As my 33-year career at the National Treasury Employees Union winds down, I am frequently asked about the greatest challenge facing the federal workforce.
A proud union leader, I could easily and unsurprisingly point to understaffing, salaries that don’t keep up with the private sector or poor mid-level managers. Those are serious issues, no doubt, but not the kind that pose a threat to American democracy.
That alarming designation is reserved for one challenge in particular: the accelerating conspiracy to dismantle the merit-based civil service.
Grotesquely claiming a mantle of patriotic duty, a vast network of well-funded, anti-government zealots have been plotting for years to tear down the 140-year-old legal tradition of staffing federal agencies with nonpartisan career professionals. These organizations have unabashedly stated their ultimate goal: to increase the power of the presidency by assembling a federal workforce that is loyal to a Republican occupant of the White House.
This is not within the norms of the debate over government personnel policy. This is an assault on the basic structure of our federal government. It doubts whether taxpayers should be served by experts dedicated to the missions of their agencies and instead suggests a workforce of partisan hacks hired based on their political affiliations.
Federal employees right now swear an oath to uphold the Constitution, but these proposals are more like swearing an oath to a politician, and it is autocratic.
The plotters and the presidential candidates on their side are falsely claiming that this is all a necessary correction to a federal workforce that thwarted the will of the Trump administration.
Let me try to explain the problem here by outlining the basics of how the federal government works.
Within weeks of their inauguration, presidents are free to appoint about 4,000 people to policy oversight posts across all of government.

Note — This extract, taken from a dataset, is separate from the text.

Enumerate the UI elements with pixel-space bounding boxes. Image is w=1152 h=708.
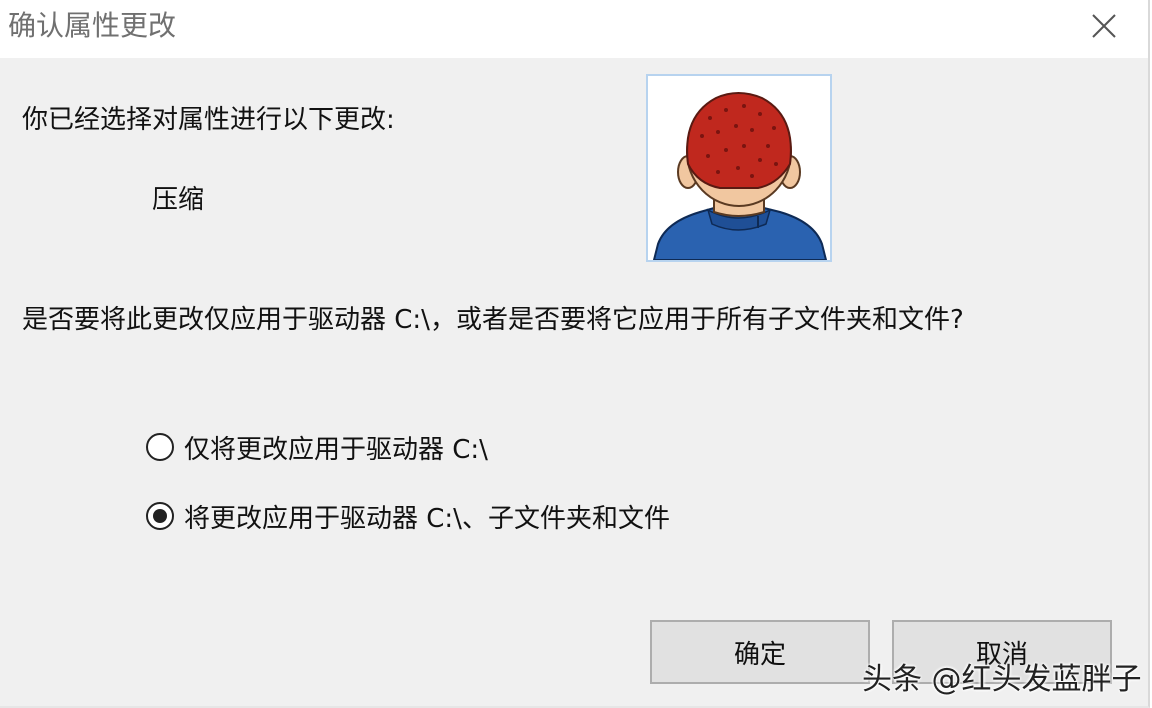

That means dozens or even hundreds of their hand-picked loyalists are inserted into senior policy positions in every single federal agency. Their entire purpose is to make sure the president’s vision is carried out. They are not part of the merit-based competitive service.
When the president who appointed them leaves office, they leave, too. Add the entire Cabinet of secretaries appointed by the president, and it is clear that the executive branch already has ample levers with which to implement its agenda at the federal agencies.
Allegations of widespread, coordinated insubordination by career civil servants are unfounded and absurd. Frontline federal employees are hired after a competitive process precisely because of their commitment to carry out their agency’s mission, regardless of who is president. They serve the American people, not a political ideology, and they do their job during multiple presidential administrations from both parties.
They are expressly prohibited from playing politics with their jobs, to the point that doing so could get them fired. Hearing blatant political schemers claim that federal employees are political is not only ironic, but toxic.
Of course, there is one other possible explanation for a presidential candidate who fears his policies would be stymied by the executive branch of government. Could it be that his proposals would be illegal, or impossible to implement with existing resources, or directly contradictory to the very mission of the agencies as created by Congress?
If given the chance to remove the basic due process rights of career civil servants, an autocrat could bend a workforce of 2 million employees to his will, plow through all guardrails, ignore Congress, and turn the federal government into a giant political weapon fueled by patronage.
I’m no historian, but the debate over whether the U.S. would have an executive with unchecked power was settled nearly 250 years ago.
I’ve spent my entire professional career in the service of our nation’s public servants. They are a backbone of this democracy. Some 85 percent of all federal employees live and work outside of the Washington D.C. region. They are not the “deep state.” They are not “the swamp.” They are American citizens who work for our country, and they are not anyone’s political enemy.
I am inspired every day by the people who eschewed profit-centered corporate careers and chose instead to lend their talents to the immense and complicated jobs our government demands. They work hard and do their best in jobs that affect national security, consumer protection, economic growth, public health and public safety.
Our democracy depends on their expertise and neutrality. Beware those who claim otherwise.
Tony Reardon is the national president of the National Treasury Employees Union, which represents frontline federal employees in 34 different federal agencies and departments. He is retiring this month after serving eight years as national president.